Tout allait pour le mieux dans le meilleur des mondes et la vie s’écoulait calme et tranquille sur l’île où l’on aurait pu croire que le temps était suspendu. Cependant, tout changea d’un coup lorsque les jumeaux David et Frederick Barclay, des milliardaires britanniques propriétaires du quotidien The Daily Telegraph, acquirent l’îlot de Brecqhou située à quelques encablures de Serq. Ils y firent construire un invraisemblable château néo-gothique, y installèrent leur résidence principale et entreprirent, grâce à leur immense fortune, de racheter un à un tous les biens qui se libéraient sur l’île principale, jusqu’à en posséder environ 20 % des terres. Estimant que leur richesse leur donnait des droits supérieurs à ceux que le seigneur, Michel de Beaumont, avait acquis par la naissance, ils contestèrent bientôt ses privilèges et ses lois devant les tribunaux. En 1999, ils réussirent à faire abolir le vieux droit normand de primogéniture qui avait toujours cour sur l’île et qui les « gênait » car ils souhaitaient transmettre Brecqhou à un trust familial regroupant leurs quatre enfants. Leurs avocats attaquèrent ensuite devant la Cour européenne des droits de l’homme la composition du parlement serquais. Ils eurent de nouveau raison et, en 2008, il fut remplacé par une chambre de vingt-huit députés élus au suffrage universel. Les frères Barclay, s’étaient imaginés qu’ils pourraient ainsi s’emparer démocratiquement de Serq et y faire ce que bon leur semblait. Certains de leur victoire, ils présentèrent aux premières élections législatives des membres de leur personnel et ils s’apprêtaient à sabler le champagne quand les résultats tombèrent : leurs obligés ne remportaient que deux sièges contre vingt-six qui revenaient aux partisans du seigneur. Si leur colère fut, dit-on, homérique, leur vengeance fut mesquine : ils quittèrent l’île, y fermèrent leurs entreprises (quatre hôtels sur les sept existants, un pub et plusieurs boutiques) et y licencièrent tous leurs salariés, soit 20 % d’une population abandonnée sans la moindre garantie sociale, l’assurance chômage n’existant pas à Serq puisque celui-ci y était, jusqu’alors, inconnu !

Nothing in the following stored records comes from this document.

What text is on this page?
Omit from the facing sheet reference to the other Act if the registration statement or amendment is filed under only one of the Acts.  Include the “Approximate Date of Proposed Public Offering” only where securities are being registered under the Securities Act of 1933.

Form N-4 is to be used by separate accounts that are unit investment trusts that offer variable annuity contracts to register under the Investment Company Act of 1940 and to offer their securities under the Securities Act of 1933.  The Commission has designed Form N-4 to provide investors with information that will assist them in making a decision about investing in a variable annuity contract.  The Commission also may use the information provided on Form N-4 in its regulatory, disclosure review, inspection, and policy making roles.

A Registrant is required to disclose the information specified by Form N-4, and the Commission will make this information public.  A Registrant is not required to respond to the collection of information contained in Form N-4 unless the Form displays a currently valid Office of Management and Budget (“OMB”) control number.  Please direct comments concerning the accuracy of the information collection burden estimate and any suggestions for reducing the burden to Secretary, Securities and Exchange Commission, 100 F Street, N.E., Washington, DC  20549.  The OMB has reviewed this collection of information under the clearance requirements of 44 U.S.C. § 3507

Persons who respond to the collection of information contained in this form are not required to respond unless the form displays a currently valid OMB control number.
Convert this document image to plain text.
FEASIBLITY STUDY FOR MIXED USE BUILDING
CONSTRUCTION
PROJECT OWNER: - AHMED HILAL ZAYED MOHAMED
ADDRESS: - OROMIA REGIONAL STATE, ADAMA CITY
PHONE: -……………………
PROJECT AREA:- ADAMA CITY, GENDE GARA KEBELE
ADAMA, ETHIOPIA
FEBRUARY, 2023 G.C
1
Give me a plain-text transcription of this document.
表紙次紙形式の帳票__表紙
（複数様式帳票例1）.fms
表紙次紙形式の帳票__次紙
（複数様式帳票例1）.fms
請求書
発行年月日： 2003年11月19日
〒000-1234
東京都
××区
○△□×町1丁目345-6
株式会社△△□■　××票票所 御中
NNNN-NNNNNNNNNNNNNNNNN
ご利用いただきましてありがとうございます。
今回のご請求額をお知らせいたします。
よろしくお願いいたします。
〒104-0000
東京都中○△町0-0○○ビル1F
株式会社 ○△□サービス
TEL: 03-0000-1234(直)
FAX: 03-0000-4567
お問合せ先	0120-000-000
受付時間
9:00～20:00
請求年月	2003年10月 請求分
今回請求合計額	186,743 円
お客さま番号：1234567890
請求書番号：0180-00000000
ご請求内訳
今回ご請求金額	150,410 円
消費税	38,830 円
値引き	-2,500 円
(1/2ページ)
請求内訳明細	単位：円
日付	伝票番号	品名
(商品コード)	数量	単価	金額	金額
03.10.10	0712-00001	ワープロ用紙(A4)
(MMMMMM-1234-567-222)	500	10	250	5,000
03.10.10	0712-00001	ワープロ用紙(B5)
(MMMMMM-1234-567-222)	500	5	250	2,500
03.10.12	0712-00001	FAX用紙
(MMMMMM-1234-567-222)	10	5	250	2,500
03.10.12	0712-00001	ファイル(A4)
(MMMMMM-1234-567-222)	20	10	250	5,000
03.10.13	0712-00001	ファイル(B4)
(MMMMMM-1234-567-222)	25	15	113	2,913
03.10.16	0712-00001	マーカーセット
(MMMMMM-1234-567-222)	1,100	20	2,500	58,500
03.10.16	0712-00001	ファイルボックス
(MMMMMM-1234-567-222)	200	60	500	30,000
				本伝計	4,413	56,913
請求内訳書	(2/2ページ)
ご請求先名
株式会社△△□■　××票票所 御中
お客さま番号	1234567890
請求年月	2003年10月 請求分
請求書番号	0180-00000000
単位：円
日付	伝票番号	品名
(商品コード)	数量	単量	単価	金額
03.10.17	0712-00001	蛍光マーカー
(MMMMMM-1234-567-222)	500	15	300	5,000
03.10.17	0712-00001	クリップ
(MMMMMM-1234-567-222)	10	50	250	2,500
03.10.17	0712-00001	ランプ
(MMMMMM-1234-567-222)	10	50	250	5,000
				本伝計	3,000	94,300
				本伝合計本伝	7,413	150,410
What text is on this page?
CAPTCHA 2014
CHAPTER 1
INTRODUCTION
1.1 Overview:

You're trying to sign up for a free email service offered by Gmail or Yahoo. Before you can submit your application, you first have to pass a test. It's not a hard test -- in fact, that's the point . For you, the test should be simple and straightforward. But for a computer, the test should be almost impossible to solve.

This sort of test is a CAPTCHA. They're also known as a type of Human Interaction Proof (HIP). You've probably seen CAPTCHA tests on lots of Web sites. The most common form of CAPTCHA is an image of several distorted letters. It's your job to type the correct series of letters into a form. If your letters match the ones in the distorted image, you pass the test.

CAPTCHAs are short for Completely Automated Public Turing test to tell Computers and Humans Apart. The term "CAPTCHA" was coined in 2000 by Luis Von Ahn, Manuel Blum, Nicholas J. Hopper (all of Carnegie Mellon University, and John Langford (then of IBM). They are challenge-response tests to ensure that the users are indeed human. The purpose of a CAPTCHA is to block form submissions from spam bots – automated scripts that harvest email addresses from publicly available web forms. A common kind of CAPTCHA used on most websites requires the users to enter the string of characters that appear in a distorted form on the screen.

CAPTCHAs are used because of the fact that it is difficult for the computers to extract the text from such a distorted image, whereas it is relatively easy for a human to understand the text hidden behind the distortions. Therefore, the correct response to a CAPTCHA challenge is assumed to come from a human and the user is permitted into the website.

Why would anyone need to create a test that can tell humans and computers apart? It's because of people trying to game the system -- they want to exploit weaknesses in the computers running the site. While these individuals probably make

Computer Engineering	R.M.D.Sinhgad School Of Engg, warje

Depuis, les Barclay ont connu une nouvelle déconvenue. Ayant attaqué devant la Cour suprême de Londres les pouvoirs du seigneur : droit de veto provisoire sur les ordonnances, pouvoir de nomination du prévôt et du sénéchal, droit de parler devant les députés, perception d’un pourcentage sur les transactions immobilières. Ils ont été déboutés en décembre dernier.
En attendant la solidarité des îliens a jouée et les serquais licenciés ont pu se réinsérer dans d’autres activité. Les jumeaux ne comptent plus aucun partisan sur l’île et ils n’osent plus s’y montrer. On ne peut qu’espérer qu’ils s’y fassent définitivement oublier.
Albert Jacquemin
(Publié dans le n° 41 de Flash)
Les Barclay ? Des requins…
Issu d’une famille de la classe moyenne, les frères Barclay ont fait fortune dans l’hôtellerie (ils sont propriétaires de l’hôtel Ritz de Londres) puis dans la presse. Anoblis par la reine en 2000, ils sont la 33ème fortune d’Angleterre.
Catholiques pratiquants et étroitement liés au cardinal Murphy-O’Connor primat de l’Église catholique anglaise, ils n’en sont pas moins des patrons de combat connus pour leur propension à licencier en masse leurs salariés. Les 120 serquais n’ont pas été les seuls à souffrir de ce vilain travers. Ils avaient été précédé, en 2002, par la totalité du personnel de Littlewoods, une des principales chaînes de commerce de détail britannique que venaient de racheter les jumeaux, et, en 2006, par cent journalistes du Telegraph Group.
Visuel : le château construit par les frères Barclay sur l’ile de Brecqhou.